A classic oligarch v oligarch battle returns to court in Moscow on Tuesday (8 August), as attorneys for the telecoms-to-oil conglomerate Sistema seek again to postpone proceedings initiated by state-controlled oil giant Rosneft.
The Rosneft claim concerns a mid-sized oil company called Bashneft. The company had been the subject of headline-grabbing controversy in 2014 when Russian law enforcement alleged that it had been privatized and transferred illegally to Sistema. They held Sistema boss Vladimir Yevtushenkov under house arrest until ultimately he turned the asset over to the state. Bashneft was then put up for auction and Rosneft acquired it late last year.
But Rosneft soon discovered that, under Sistema’s brief ownership, Bashneft had been reorganised. Assets had been transferred out of Bashneft into other Sistema subsidiaries. Moreover, Sistema had caused Bashneft to buy out its own minority shareholders, leading to further losses.
Rosneft took its claims to court in Bashkortostan, seeking 171 billion roubles (£2 billion) in damages. The court ordered the arrest of shares in Sistema-owned MTS, a leading mobile phone operator in Russia and elsewhere in Eastern Europe, along with those of other subsidiaries. In mid-July, Sistema announced “technical default” on debts worth 3.9 billion roubles.
The case has even drawn claims, strongly denied by Sistema, that someone with ties to the company might have been responsible for a malware attack which, while crippling banks and utilities in Ukraine and elsewhere, was actually targeting Rosneft files with the intention of deleting key evidence in the case.
The situation has caused a sensation in the Russian media. Sistema insiders hint darkly that it is a reminder of what happened a decade ago when the same Rosneft took possession of assets confiscated from the oil giant Yukos, which had been controlled by the imprisoned oligarch Mikhail Khodorkovsky.
Sistema’s fight back is being led by its PR chief Evgeny Chuikov, a British-educated public relations veteran once employed at top UK consultancy Bell Pottinger. The counter attack is sophisticated and appears to be resonating with international investors. The company even mobilised several of its independent directors, including former EU Trade Commissioner Lord Peter Mandelson, to appeal to President Vladimir Putin to intercede.
But the headlines overlook Sistema chief Yevtushenkov’s own biography. Yevtushenkov was one of the few 1990s era titans who managed to accommodate the Putin era restoration of order after the “Wild East” years under Boris Yeltsin.
In many ways he is the last survivor, after the sensational dismissal of Yuri Luzhkov as Moscow mayor in 2010. Luzhkov, Yevtushenkov’s long-standing patron, was removed from office by presidential decree after years of corruption allegations. Yevtushenkov is married to the sister of Luzhkov’s wife, Yelena Baturina, once Russia’s richest woman and now living in the UK.
Yevtushenkov began his rise to business prominence as a mid-level Moscow city bureaucrat, chairman of Moscow Science and Technology Committee.

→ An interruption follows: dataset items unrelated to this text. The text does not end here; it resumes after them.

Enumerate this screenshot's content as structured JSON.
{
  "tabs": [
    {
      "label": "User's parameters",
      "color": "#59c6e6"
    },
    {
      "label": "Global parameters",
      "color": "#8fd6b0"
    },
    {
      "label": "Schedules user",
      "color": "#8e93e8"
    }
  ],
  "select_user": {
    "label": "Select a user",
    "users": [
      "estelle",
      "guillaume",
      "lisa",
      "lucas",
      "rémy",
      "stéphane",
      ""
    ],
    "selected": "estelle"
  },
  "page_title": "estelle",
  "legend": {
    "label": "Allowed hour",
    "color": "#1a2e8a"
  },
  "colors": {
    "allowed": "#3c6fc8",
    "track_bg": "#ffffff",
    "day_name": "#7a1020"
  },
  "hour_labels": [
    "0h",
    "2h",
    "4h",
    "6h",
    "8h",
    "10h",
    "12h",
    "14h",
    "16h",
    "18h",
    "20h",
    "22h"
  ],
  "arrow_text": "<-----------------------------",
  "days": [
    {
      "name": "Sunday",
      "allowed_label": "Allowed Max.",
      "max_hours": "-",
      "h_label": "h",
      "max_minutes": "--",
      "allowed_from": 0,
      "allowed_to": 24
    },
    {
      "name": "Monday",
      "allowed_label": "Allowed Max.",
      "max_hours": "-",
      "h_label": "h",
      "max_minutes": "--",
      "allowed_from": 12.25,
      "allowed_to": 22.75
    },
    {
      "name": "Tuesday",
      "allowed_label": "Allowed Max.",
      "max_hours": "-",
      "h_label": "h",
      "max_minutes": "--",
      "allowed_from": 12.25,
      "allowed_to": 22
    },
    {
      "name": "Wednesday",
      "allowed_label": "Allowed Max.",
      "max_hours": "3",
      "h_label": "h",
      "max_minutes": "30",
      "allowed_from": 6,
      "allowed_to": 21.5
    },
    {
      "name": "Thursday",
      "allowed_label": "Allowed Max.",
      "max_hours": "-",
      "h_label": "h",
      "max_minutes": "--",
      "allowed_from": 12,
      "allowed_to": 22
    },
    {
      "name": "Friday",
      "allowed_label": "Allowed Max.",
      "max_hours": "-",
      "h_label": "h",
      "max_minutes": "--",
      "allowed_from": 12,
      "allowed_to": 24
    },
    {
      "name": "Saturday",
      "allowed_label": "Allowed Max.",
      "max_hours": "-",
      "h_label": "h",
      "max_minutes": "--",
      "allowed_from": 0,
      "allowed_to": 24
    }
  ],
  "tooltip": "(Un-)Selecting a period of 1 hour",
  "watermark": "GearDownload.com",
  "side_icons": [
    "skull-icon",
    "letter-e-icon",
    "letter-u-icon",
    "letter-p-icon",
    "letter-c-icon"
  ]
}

Then, starting in 1993, he acquired a grabbag of diverse assets, from the tourist agency Intourist, to a famous children’s department store, an oil refinery and the city’s network of petrol stations.
In 1995, a private trust partnership bought a major stake in the Moscow City Telephone Network. The largest partner in the partnership was the privately-held Moscow Science and Technology Committee, owned by Yevtushenkov. Within a year, all other private investors had been sidelined or replaced by organisations which were part of what became Sistema. The Moscow municipality’s own share in the enterprise was reduced to 3.6 per cent from 22 per cent. And at this point, the limited partnership was converted into an open joint stock company, 94% owned by Sistema.
Rosneft lawyers plan to argue that Yevtushenkov followed a remarkably similar pattern in acquiring Bashneft, and that this was followed by a round of asset-stripping, transferring much of its value to other Sistema holdings.
But Sistema is delaying the case, seeking a Moscow court’s permission to bring in third party testimony and raising other issues, including what they claim is damage being done to MTS by the arrest of its shares.
Rosneft lawyers will argue that if there is any damage to MTS it arises from the case postponements being sought by Sistema. Having been joined in their claims by the Republic of Bashkortostan, formerly the major owner of Bashneft, they say the case needs to proceed urgently for justice to be seen to be done.